Based on his essays, we know that Balazs is extremely anthrocentric as well as anthropomorphic, meaning that he is very human oriented and is interested in cinema reflecting the very inner being and emotions of people. He argues that subjectivity in people and in inanimate things can be revealed through the close-up.
To truly come to grips with Balazs infatuation with the power of the close up, we took the time to view some clips from Dreyer’s silent film, The Passion of Joan of Arc (1928). The film seems devoid of the kind of mise en scene frequently found in expressionistic films such as The Cabinet of Dr. Caligari. It is essentially a film whose narrative is driven through various close-ups of faces, allowing the spectator to sympathize with the agony and passion of the protagonist, Joan of Arc. This is accomplished simply through the character’s vivid facial expression, proving that it is through the close up that the inner emotion and turmoil of humans are revealed.
Balazs credits the film, The Cabinet of Dr Caligari, as a pure example of expressionism, but argues that the film mimics the theatrical tradition through its use of elaborate objects, costumes, and set designs to reveal the emotional and subjective reality of the film. The film works well in capturing the psychology of the characters, but makes little use of the vast possibilities of the camera. He prefers films that deviate from the theatrical tradition and make use of the camera and landscapes in order to create expressionistic and subjective realities, such as Nosferatu.
Balazs places a lot of faith in the power of cinematography, arguing that films should be more properly expressed through the use of the camera rather than an elaborate mise en scene. It is through the various camera techniques like the close-up and different camera angles that an expressionistic film and its physiognomy are produced cinematically.

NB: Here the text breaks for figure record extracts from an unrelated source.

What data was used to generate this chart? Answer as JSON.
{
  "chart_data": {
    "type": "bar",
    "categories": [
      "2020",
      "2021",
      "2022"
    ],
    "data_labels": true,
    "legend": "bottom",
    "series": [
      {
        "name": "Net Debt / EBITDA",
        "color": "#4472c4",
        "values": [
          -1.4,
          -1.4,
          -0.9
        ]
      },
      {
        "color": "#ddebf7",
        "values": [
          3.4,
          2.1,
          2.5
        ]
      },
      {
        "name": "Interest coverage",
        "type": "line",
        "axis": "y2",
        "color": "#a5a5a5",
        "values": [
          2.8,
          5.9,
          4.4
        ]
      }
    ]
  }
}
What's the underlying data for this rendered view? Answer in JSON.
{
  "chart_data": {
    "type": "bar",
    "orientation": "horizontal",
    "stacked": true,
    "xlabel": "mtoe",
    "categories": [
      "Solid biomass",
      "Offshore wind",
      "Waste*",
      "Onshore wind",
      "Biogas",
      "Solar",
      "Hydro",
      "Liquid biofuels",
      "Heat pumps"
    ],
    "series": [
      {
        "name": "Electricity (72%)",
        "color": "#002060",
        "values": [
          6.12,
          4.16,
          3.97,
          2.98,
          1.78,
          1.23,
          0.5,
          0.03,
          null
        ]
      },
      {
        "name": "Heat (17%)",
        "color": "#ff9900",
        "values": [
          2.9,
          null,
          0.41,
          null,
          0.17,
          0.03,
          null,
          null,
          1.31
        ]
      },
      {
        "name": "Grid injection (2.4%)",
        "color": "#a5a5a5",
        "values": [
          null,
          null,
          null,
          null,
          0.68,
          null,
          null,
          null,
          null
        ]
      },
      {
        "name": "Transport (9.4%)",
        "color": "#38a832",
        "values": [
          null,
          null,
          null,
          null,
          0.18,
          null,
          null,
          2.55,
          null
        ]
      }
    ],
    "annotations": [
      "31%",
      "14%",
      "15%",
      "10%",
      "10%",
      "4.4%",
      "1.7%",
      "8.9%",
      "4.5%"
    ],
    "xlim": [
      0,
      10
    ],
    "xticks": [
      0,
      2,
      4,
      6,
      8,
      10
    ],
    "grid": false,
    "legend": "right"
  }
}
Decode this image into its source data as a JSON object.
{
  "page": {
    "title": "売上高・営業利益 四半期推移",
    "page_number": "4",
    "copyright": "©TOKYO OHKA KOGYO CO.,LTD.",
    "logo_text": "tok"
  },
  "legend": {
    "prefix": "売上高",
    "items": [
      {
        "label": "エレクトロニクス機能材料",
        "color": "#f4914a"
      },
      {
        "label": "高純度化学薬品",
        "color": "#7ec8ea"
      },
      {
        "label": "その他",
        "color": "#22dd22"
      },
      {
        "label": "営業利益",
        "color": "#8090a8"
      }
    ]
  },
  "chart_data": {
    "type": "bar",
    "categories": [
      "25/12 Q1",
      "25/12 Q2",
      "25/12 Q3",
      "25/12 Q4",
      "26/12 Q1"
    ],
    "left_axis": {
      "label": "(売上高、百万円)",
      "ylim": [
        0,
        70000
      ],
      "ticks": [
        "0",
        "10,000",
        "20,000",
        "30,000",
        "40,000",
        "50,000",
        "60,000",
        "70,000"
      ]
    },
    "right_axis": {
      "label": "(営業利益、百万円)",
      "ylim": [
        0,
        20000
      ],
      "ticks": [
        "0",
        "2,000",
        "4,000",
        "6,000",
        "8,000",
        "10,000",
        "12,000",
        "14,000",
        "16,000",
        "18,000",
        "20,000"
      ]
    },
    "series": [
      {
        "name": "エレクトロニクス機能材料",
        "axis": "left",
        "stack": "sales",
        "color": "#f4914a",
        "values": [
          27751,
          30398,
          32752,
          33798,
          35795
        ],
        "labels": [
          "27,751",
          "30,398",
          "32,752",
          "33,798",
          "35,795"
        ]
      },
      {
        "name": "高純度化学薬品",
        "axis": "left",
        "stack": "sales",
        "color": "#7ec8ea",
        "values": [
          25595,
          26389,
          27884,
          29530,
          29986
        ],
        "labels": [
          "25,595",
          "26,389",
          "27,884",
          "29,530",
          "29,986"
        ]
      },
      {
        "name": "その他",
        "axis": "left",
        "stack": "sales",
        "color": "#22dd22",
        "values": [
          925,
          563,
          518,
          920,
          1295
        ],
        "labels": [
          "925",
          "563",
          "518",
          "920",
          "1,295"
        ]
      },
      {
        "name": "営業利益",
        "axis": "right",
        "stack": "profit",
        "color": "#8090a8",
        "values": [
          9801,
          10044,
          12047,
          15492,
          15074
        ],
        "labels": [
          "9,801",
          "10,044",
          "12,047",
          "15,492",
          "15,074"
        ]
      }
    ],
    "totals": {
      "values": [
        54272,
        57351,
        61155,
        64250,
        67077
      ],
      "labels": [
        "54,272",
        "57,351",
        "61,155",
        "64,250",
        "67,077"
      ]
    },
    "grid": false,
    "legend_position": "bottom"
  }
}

Lastly, we were given the opportunity to see Balazs’ theory applied at its very best in our screening of a scene from Microcosmos, which can be described as a dramatic love scene between two snails. Through the power of the close-up, the snails were humanized in the anthropomorphic gaze of the camera. As viewers we were drawn into the intimate encounter between these two creatures in unimaginable ways. We were surprised at how much we could identify with these snails, as if they are an extension of our own subjectivity. Just as Balazs argues, through the anthropomorphizing gaze of the camera, we are able to recognize ourselves as well as dimensions of nature we might have missed with our naked eyes.